Le Sénégal est le pays invité d’honneur au 24ème Sila. Parmi les membres de la délégation sénégalaise, il y a le directeur chevronné des Éditions Papyrus Afrique qui est une maison d’édition francophone, publiant principalement en langues africaines. Elle se fixe comme mission le développement d’une littérature moderne en langues nationales. Depuis sa création en 1996, elle œuvre
dans cette mission et a à son actif plus de 130 ouvrages publiés dans les langues de l’Ouest africain. Disposant d’un large lectorat dans la sous-région et dans la diaspora en Europe et aux U.S.A, les Éditions Papyrus Afrique publient également un mensuel d’informations générales en wolof et pulaar Lasli/Njëlbéen. Fondées et dirigées par Seydou Nourou Ndiaye, elles ont été lauréates du prix Alioune Diop pour la promotion de l’édition en Afrique en 2002. Elles ont été aussi les premières à obtenir le Prix national pour la promotion de l’édition au Sénégal en 2005. Présentes au Sila, leur directeur nous parle ici avec enthousiasme de son engagement..

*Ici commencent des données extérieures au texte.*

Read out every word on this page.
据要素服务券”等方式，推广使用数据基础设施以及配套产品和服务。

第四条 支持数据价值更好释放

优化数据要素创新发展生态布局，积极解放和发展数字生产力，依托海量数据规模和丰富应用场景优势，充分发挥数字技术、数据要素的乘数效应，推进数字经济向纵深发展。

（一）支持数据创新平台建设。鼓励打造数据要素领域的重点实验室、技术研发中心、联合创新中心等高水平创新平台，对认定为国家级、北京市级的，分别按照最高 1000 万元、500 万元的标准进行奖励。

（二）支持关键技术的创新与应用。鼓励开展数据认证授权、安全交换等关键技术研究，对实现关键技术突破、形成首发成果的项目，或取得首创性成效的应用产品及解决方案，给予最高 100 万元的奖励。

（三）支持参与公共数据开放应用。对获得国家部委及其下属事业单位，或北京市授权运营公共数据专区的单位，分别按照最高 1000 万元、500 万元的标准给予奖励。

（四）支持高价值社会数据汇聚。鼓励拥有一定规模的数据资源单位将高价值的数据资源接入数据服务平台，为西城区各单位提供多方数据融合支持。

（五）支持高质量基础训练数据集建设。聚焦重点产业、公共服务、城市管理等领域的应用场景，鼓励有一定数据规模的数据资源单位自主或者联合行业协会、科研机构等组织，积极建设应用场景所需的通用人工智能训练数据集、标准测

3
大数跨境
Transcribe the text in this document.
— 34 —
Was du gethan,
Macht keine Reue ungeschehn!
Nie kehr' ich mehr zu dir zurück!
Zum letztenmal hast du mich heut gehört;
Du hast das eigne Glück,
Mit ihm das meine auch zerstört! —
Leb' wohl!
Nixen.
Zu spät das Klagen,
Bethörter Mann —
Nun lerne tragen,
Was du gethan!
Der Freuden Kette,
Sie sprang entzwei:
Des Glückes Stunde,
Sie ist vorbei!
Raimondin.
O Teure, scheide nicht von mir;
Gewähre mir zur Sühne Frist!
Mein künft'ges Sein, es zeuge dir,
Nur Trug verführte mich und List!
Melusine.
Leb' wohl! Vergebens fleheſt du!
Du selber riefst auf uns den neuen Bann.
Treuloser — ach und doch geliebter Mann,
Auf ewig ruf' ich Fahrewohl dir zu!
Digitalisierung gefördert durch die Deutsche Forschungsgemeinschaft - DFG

L’Expression : Pourriez-vous tout d’abord nous présenter votre maison d’édition ?
Seydou Nourou Ndiaye : Papyrus Afrique est une maison d’édition qui a été fondée le 25 mars 1996. C’est une maison d’édition qui a décidé à sa naissance de ne pas être de langue française ni de langue anglaise, mais de langue africaine. C’était une folie parce que ce n’était pas rentable. C’était même suicidaire, mais pour nous il fallait commencer et je disais toujours aux gens : est-ce que le cercle de La pléiade, avec les Ronsard, du Bellay…
Quand ils se battaient pour la défense et l’illustration de la langue française, est-ce qu’on disait d’eux qu’ils perdaient leur temps? Car ce n’était pas évident. Il fallait quand même ce processus-là, pour que la langue française soit ce qu’elle est devenue. Je pense que ce n’est pas juste qu’il y ait des langues africaines parlées par des millions de locuteurs, comme la langue amazighe, comme le pulard, le fulfuldé, comme le mandingue, des langues de grandes civilisations, mais par la volonté de la colonisation, elles ont été mises à l’écart, entre parenthèses.
Les grands empires parlaient ces langues là, mais aujourd’hui on ne les parle plus parce qu’une langue étrangère est venue dominer et de façon artificielle. Ce qui nous fait mal, c’est la domination de cette langue qui devient langue officielle, langue d’instruction de nos enfants, langue d’étude…Alors, on s’est dit que nos enfants devraient au moins avoir de la littérature dans leurs langues !

Vos livres sont donc édités dans les différentes langues parlées du Sénégal ?
La particularité des grandes langues transnationales au Sénégal sont partagées par tous les autres pays de la sous-région. Par exemple, pour le fulfuldé, c’est parlé dans 20 pays en Afrique, pour le mandingue c’est la même chose. Ce ne sont pas des petites langues en réalité.
Elles n’étaient pas prises en charge, mais marginalisées. Il n existait pas de militant conscient alors qu’il y avait un vrai travail à faire. Nous en tant qu’éditeurs, nous avons choisi de le faire et d’endosser ce rôle-là.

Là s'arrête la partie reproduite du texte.